USDCHF Following its sharp recovery from 0.9260-50 support area leading to strength back above 200-day SMA, the pair now seems to have entered
USDCHF
Following its sharp recovery from 0.9260-50 support area leading to strength back above 200-day SMA, the pair now seems to have entered consolidation phase as depicted by formation of a Rectangle on 1-hourly chart. The trading range resistance, near 0.9660-80 zone, also coincides with 23.6% Fib. retracement level of its Jan. 15 lows to March highs upswing. A sustained trade above 0.9660-80 resistance area, marking a clear break through from the Rectangular formation, now seems to pave way for continuing the pair’s near-term up-move initially towards 0.9800 mark horizontal resistance before aiming towards its next major resistance near 0.9850 level. The 0.9850 resistance represents a descending trend-line extending from Jan. high through highs tested in March and in August. On the downside, the lower end of the trading range, near 0.9570-60 area, seems to continue providing immediate support for the pair. Failure to hold the trading range support and a subsequent drop back below 200-day SMA support, currently near 0.9540-35 level, seems to drag the pair towards testing 38.2% Fib. retracement level support near 0.9360-50 region. This is closely followed by a strong support marked by short-term ascending trend-line support, near 0.9300-0.9280 area.
EURCHF
Even as the pair has managed to climb back above 200-day SMA, it continues facing resistance near 1.0900 mark, representing 61.8% Fib. expansion level of its up-move from Jan. low to Feb. high. The 1.0900 resistance area also coincides with 50% Fib. retracement level of the pair’s big fall witness on Jan. 15. Should the pair manage to conquer this immediate resistance it is likely to extend it near-term upward trajectory towards 61.8% Fib. retracement level resistance near 1.1130 level. Alternatively, reversal from 1.0900 resistance and a subsequent weakness back below 200-day SMA, currently near 1.0770 region, is likely to infuse additional near-term weakness initially towards an intermediate horizontal support near 1.0670 level and eventually towards 38.2% Fib. retracement level support near 1.0590 area.Considering that the pair has moved above 200-day SMA for the first time since Jan. and with RSI reading above 50 suggests higher possibilities of resumption of the prior recovery trend.
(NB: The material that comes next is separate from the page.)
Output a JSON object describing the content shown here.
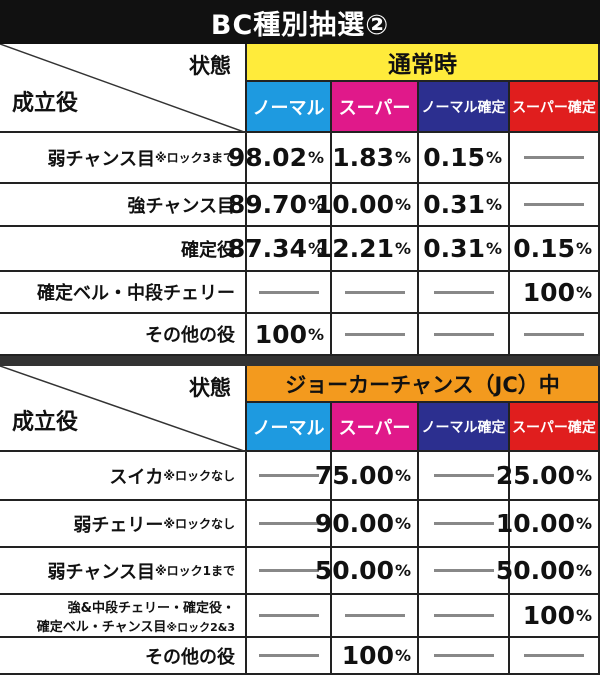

However, a decisive break back below 200-day SMA might negate the near-term bullish expectations.
GBPCHF
After nearly recovering its heavy losses recorded on Jan. 15, the pair started sliding back but has managed to hold an important support confluence near 1.4640-20 area, comprising of 200-day SMA and 50% Fib. retracement level of May to August upswing. Should the pair continue holding above this important support confluence and move back above 38.2% Fib. retracement level resistance near 1.4800 mark, it seems more likely to move back towards testing 50-day SMA intermediate resistance, currently near 1.4920 level. Strength above 50-day SMA is likely to be followed by an up-move back towards 1.5000 psychological mark resistance, also coinciding with 23.6% Fib. retracement level. However, should the pair fail to register any meaningful bounce from 1.4640-20 support confluence and starts weakening below 1.4600 mark, it is likely to accelerate its fall immediately towards 1.4520 intermediate support. The fall could further get extended towards 61.8% Fib. retracement level support near 1.4420-1.4400 round figure mark.
CHFJPY
Failure to hold an important support near 125.40-20 area, coinciding with 61.8% Fib. retracement level support of its up-move from March lows to high tested in June, now seems to have opened room for continuing the near-term depreciating move. Moreover, on daily chart the pair clearly seems to be trending down as depicted by formation of a descending trend-channel. Hence, a follow-up selling pressure below 124.00 round figure mark seems to continue dragging the pair lower towards testing its next major support near 122.20-122.00 zone, also marking the lower trend-line support of the descending channel. Any bounce from current levels, now seems to face immediate strong resistance at an important support break point near 125.00-125.20 area. Any follow-up strength above 125.00 mark now seems to be capped at the very important 200-day SMA resistance, currently near 126.50-60 region, also nearing the upper trend-line resistance of the channel.